In 1985, Segal once again demonstrated her talent for approaching marginal identities with empathy and nuance in Her First American. “Lore Segal may have come closer than anyone to writing The Great American Novel,” The New York Times wrote of the semi-autobiographical novel based on Segal’s five-year relationship with the Black sociologist Horace R. Clayton.
In addition to her novels, Segal published several children’s stories and translated works such as the Bible and Grimm’s Fairytales into contemporary English. Her short story collection Shakespeare’s Kitchen was a 2008 Pulitzer Prize finalist in fiction.
Other People's Houses
On a December night in 1938, a ten-year-old girl named Lore is put on the Kindertransport, a train carrying hundreds of Jewish children out of Austria to safety from Hitler’s increasingly alarming oppression. Temporarily housed at the Dover Court Camp on England’s east coast, Lore will find herself living in other people’s houses for the next seven years: the Orthodox Levines, the Hoopers, the working-class Grimsleys, and the wealthy Miss Douglas and Mrs. Dillon.
Charged with the task of asking “the English people” to get her parents out of Austria, Lore discovers in herself an impassioned writer. In letters to potential sponsors, she details the horrors happening back at home; in those to her parents, she notes the mannerisms and reactions of the new families around her as she valiantly tries to master their language.

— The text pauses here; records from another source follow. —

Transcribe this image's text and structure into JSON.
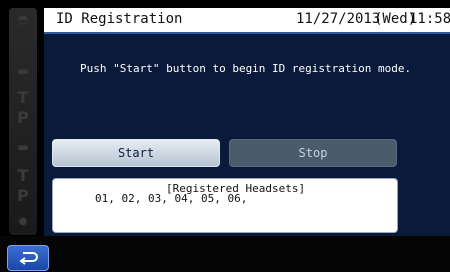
{
  "header": {
    "title": "ID Registration",
    "date": "11/27/2013",
    "day": "(Wed)",
    "time": "11:58"
  },
  "main": {
    "instruction": "Push \"Start\" button to begin ID registration mode.",
    "start_label": "Start",
    "stop_label": "Stop",
    "registered_title": "[Registered Headsets]",
    "registered_list": "01, 02, 03, 04, 05, 06,"
  },
  "sidebar": {
    "icons": [
      "headset-icon",
      "car-icon",
      "letter-t-icon",
      "letter-p-icon",
      "car-icon",
      "letter-t-icon",
      "letter-p-icon",
      "settings-icon"
    ],
    "letters": [
      "T",
      "P",
      "T",
      "P"
    ]
  },
  "footer": {
    "back_icon": "return-arrow-icon"
  },
  "colors": {
    "background": "#0a1a3a",
    "header_separator": "#2d5a9a",
    "start_button": "#dbe3ec",
    "stop_button": "#4a5b6c",
    "back_button": "#2a5bc0"
  }
}
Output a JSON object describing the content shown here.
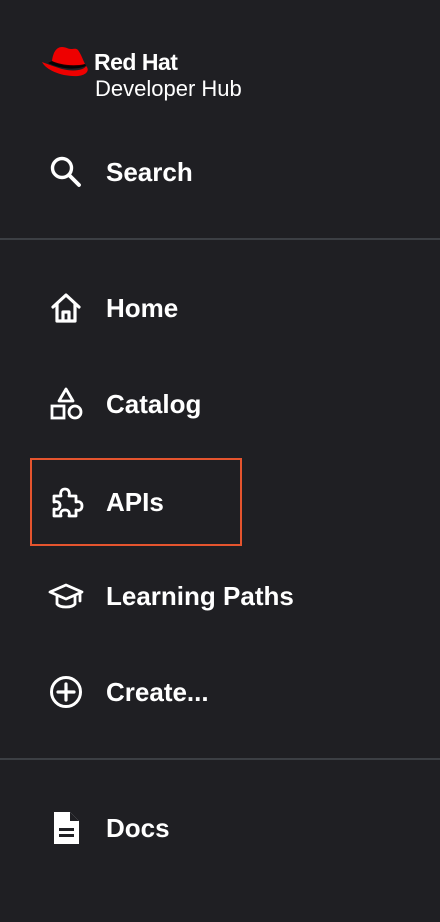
{
  "brand": {
    "line1": "Red Hat",
    "line2": "Developer Hub",
    "accent_color": "#ee0000"
  },
  "nav": {
    "search": {
      "label": "Search",
      "icon": "search-icon"
    },
    "home": {
      "label": "Home",
      "icon": "home-icon"
    },
    "catalog": {
      "label": "Catalog",
      "icon": "shapes-icon"
    },
    "apis": {
      "label": "APIs",
      "icon": "puzzle-icon",
      "highlighted": true
    },
    "learning_paths": {
      "label": "Learning Paths",
      "icon": "graduation-cap-icon"
    },
    "create": {
      "label": "Create...",
      "icon": "plus-circle-icon"
    },
    "docs": {
      "label": "Docs",
      "icon": "document-icon"
    }
  },
  "colors": {
    "background": "#1f1f23",
    "divider": "#3c3f44",
    "highlight_border": "#e5542e",
    "text": "#ffffff"
  }
}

And the closer the world comes to a new war, the more resolute Lore becomes to survive.
As powerful now as when it was first released fifty years ago, Other People’s Houses is a poignant tale about the creation of a new life in the face of hopelessness and fear—a hallmark of the postwar immigration experience.
Her First American
For Ilka Weissnix, everything is new. Having recently arrived in the United States, she is determined to escape the immigrant communities of New York and boards a train headed west to discover “the real America.” She finds Carter Bayoux “sitting on a stool in a bar in the desert, across from the railroad.”

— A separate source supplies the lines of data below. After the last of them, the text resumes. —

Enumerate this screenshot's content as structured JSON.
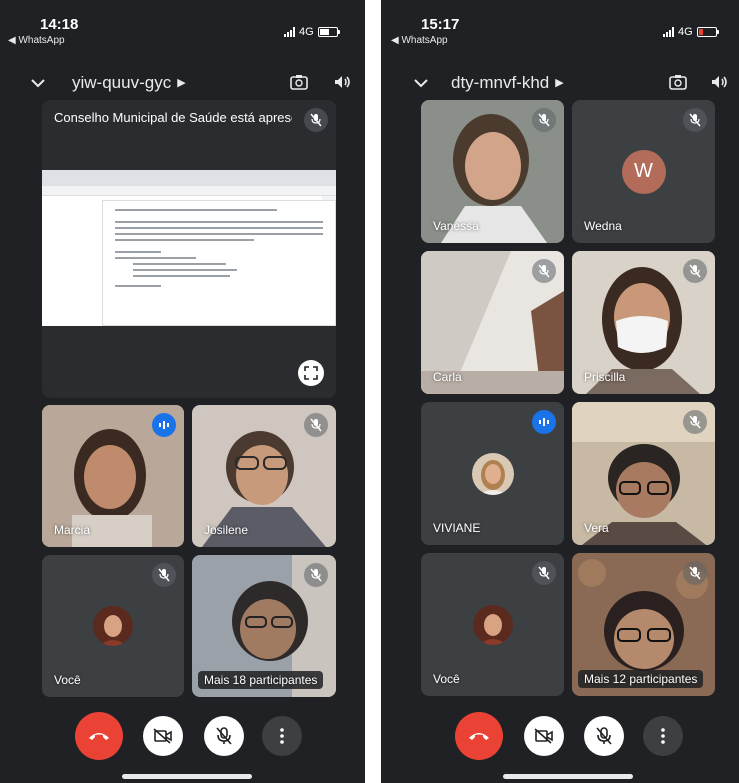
{
  "left": {
    "status": {
      "time": "14:18",
      "back_label": "◀ WhatsApp",
      "network": "4G"
    },
    "meeting_code": "yiw-quuv-gyc",
    "presentation": {
      "title": "Conselho Municipal de Saúde está apresentando"
    },
    "tiles": [
      {
        "name": "Marcia",
        "state": "speaking"
      },
      {
        "name": "Josilene",
        "state": "muted"
      },
      {
        "name": "Você",
        "state": "muted"
      },
      {
        "name": "Mais 18 participantes",
        "state": "muted"
      }
    ]
  },
  "right": {
    "status": {
      "time": "15:17",
      "back_label": "◀ WhatsApp",
      "network": "4G"
    },
    "meeting_code": "dty-mnvf-khd",
    "tiles": [
      {
        "name": "Vanessa",
        "state": "muted"
      },
      {
        "name": "Wedna",
        "state": "muted",
        "initial": "W"
      },
      {
        "name": "Carla",
        "state": "muted"
      },
      {
        "name": "Priscilla",
        "state": "muted"
      },
      {
        "name": "VIVIANE",
        "state": "speaking"
      },
      {
        "name": "Vera",
        "state": "muted"
      },
      {
        "name": "Você",
        "state": "muted"
      },
      {
        "name": "Mais 12 participantes",
        "state": "muted"
      }
    ]
  },
  "colors": {
    "background": "#202124",
    "tile": "#3c4043",
    "end_call": "#ea4335",
    "speaking": "#1a73e8",
    "battery_low": "#ea4335"
  },
  "icons": [
    "chevron-down-icon",
    "camera-switch-icon",
    "speaker-icon",
    "mic-off-icon",
    "speaking-indicator-icon",
    "fullscreen-icon",
    "end-call-icon",
    "camera-off-icon",
    "more-options-icon"
  ]
}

Older, portly, experienced, and black, Carter is magnetic. To Ilka, he exemplifies the values and cultures of a changing America. In order to understand her new country and her new love, Ilka throws herself into Carter’s dizzying world, nurses him through his bouts of depression and his alcoholism, and becomes fascinated by stories of his amorous past. But Carter’s ghosts are ever present, and soon Ilka finds herself torn between saving him and saving her own future.
With a foreword by Stanley Crouch, Her First American is the poignant story of an immigrant experience in a country of endless possibilities and of a rich and breathtaking love that is doomed from the start.